Spielende bestimmen mit, wie sich eine Geschichte entwickelt und wie die Spielwelt auf das eigene Tun reagiert.
Digitale Spiele sind gerade auch aufgrund der erläuterten Elemente, ein fixer Bestandteil unserer Kinder und Jugendlichen. Doch wie schafft man es nun, diese Faszinationskräfte schlüssig in den Unterricht zu transferieren?
Klar stellen Prüfungen an sich ganze andere Situationen dar, die mit Spielen sehr wenig gemein haben. Aber der Weg dorthin, sprich der tagtägliche Unterricht, könnte durch vermehrten Einsatz von Gamification-Elementen, zu intrinsisch motivierten Schüler*innen führen, die dadurch auch mit mehr Selbstbewusstsein und Freude zu Prüfungen antreten.

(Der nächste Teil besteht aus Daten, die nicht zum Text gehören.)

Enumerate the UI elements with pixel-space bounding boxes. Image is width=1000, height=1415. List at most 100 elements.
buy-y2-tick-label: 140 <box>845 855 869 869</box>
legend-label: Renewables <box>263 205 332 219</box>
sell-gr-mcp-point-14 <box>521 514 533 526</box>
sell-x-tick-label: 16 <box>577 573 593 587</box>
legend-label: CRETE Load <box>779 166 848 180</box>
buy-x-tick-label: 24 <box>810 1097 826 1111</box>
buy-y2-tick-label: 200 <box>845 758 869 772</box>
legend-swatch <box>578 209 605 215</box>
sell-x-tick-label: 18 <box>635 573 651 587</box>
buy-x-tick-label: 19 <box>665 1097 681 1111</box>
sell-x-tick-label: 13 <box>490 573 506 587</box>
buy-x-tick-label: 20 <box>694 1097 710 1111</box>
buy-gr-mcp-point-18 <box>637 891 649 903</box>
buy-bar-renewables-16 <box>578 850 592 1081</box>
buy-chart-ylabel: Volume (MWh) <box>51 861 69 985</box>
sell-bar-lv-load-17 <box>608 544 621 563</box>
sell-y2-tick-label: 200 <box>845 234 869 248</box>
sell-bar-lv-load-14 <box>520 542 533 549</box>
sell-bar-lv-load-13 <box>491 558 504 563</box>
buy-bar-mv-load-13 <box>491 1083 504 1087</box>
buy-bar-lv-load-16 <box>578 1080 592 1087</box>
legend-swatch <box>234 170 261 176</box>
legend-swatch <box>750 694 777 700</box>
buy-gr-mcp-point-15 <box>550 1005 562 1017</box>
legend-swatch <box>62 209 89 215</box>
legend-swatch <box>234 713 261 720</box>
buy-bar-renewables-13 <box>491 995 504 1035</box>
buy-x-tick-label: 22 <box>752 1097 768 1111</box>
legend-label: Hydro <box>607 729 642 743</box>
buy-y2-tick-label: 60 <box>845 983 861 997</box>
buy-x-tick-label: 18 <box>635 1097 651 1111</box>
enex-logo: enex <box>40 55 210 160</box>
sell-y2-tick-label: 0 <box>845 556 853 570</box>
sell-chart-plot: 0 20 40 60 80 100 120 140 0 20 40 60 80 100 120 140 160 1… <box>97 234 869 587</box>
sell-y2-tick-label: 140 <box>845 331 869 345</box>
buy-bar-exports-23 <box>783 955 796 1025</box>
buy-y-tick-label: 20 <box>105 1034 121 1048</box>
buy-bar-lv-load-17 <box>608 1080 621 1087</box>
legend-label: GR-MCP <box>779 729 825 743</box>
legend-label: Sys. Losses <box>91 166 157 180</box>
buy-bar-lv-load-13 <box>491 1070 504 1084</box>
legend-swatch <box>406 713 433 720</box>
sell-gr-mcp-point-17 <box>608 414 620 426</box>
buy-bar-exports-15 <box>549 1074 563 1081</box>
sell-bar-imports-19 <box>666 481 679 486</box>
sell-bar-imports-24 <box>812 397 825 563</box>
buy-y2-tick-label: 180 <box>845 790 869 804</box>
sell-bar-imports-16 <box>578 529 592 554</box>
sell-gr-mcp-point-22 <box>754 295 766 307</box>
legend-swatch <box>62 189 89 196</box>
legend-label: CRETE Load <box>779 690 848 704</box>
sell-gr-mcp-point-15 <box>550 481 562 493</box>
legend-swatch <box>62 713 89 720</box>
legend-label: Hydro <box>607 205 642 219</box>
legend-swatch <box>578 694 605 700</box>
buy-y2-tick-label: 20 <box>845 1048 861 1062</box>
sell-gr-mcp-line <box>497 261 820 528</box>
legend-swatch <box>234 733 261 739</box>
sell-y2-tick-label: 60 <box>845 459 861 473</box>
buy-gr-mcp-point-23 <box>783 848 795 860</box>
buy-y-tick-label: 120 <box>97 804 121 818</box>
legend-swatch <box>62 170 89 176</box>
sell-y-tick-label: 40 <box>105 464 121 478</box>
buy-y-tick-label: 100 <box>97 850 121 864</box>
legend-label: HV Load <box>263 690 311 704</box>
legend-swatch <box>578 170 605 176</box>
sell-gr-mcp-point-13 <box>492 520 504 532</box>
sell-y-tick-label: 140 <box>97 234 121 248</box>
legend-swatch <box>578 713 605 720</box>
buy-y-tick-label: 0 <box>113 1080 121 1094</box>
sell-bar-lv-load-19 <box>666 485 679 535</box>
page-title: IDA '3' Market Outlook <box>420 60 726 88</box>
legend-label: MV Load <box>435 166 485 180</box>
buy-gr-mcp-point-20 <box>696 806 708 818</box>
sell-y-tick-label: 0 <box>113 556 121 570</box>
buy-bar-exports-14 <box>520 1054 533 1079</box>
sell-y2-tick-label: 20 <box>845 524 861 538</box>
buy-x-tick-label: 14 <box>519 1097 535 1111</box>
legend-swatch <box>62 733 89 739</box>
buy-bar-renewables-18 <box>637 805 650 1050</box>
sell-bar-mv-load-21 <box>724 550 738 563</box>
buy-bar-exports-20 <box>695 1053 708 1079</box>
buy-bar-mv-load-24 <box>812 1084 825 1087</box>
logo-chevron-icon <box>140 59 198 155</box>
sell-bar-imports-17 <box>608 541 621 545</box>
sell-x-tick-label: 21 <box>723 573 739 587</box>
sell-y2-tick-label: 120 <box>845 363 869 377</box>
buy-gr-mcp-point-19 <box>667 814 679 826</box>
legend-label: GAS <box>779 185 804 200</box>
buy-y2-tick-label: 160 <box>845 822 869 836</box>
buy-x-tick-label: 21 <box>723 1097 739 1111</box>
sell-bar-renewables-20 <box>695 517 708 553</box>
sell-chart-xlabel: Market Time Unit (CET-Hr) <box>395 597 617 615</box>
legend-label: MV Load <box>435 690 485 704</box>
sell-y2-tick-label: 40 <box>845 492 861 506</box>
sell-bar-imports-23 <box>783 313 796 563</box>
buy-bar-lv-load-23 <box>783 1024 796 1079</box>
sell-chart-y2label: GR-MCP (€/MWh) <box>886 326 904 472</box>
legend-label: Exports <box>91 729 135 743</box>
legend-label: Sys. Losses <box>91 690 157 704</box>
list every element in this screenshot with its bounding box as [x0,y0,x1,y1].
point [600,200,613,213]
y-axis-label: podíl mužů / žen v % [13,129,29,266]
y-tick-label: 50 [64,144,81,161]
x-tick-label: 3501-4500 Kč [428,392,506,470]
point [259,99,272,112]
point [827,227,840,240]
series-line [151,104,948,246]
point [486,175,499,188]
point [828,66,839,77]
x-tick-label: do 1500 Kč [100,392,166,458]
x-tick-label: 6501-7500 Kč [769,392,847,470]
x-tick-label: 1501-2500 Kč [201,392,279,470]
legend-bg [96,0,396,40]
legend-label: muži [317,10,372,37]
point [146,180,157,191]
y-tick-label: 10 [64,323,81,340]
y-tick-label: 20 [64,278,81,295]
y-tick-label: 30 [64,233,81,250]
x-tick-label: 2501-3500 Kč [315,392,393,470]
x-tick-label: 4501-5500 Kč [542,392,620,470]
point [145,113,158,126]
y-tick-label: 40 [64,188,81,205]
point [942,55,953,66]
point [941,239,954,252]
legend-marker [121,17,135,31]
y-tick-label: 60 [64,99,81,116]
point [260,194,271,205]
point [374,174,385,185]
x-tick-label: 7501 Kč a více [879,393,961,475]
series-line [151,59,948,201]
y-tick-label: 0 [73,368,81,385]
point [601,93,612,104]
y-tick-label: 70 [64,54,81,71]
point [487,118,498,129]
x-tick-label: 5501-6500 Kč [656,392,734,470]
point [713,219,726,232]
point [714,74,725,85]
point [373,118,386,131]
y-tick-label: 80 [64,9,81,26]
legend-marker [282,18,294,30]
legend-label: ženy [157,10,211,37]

Mit Gamification Motivation steigern
Als Gamification wird die Anwendung spieltypischer Elemente in einem spielfremden Kontext bezeichnet. Durch deren Integration soll eine signifikante Motivationssteigerung in den verschiedensten Bereichen erzielt werden. Zu den gängigsten Game-Design-Elementen gehören:
- Punkte
Für Aktivitäten der Nutzer*innen gibt es ein Punktesystem, dass klar geregelt und kommuniziert ist und das sowohl Plus- als auch Minuspunkte enthalten kann. Durch das Sammeln von Punkten können Belohnungen (Badges, Levelaufstieg,…) freigeschalten werden. Es ermöglicht kontinuierliches Feedback über den generierten Gesamtfortschritt. -
Levelaufstieg und Freischaltung von Inhalten
Ab einer gewissen Anzahl von Punkten können Nutzer*innen einen Level aufsteigen. Das Erreichen einer höheren Stufe sollte mit besonderen Belohnungen gekoppelt sein. Man wird zum Beispiel vom Lehrling zum Gesellen der Mathematik, oder darf auch mal eine Hausaufgabe vergessen. -
Fortschrittsanzeigen
Durch die Darstellung des Punktestandes können Teilnehmer*innen jederzeit ihren Fortschritt einsehen und abschätzen wie viel Aktivitäten notwendig sind, um das nächste Level zu erreichen. -
Bestenlisten
Hierbei können die jeweiligen Punktestände in der Gruppe verglichen werden. Dadurch wird die individuelle Leistung transparent, was einerseits stark motivieren, aber auch zu Rivalitäten führen kann. Zusätzlich können mithilfe der Bestenliste sinnvolle Teams für Gruppenmissionen gebildet werden. -
Badges
Stehen für virtuelle oder reale Auszeichnungen, die Nutzer*innen durch das Erbringen von gewissen Leistungen oder das Erreichen von Levels erhalten und als Statussymbol einsetzen können. -
Missionen
Oder auch „Quests“ stellen klare Aufgaben dar, die Nutzer*innen erfüllen können oder müssen. Mit ihnen lassen sich eng umfasste und vorgeschriebene Lernpfade vorgeben und für deren Meisterung müssen erworbene Fertig- und Fähigkeiten eingesetzt werden. -
Storytelling
Erzählstrukturen sind Kernelemente von digitalen Spielen. Sie führen dazu, dass sich Nutzer*innen länger und intensiver mit dem Spiel beschäftigen. Eine gamifizierende Verknüpfung der Lernumgebung mit einer bedeutsamen Geschichte ist allerdings herausfordernd, da sie glaubhaft integriert werden muss.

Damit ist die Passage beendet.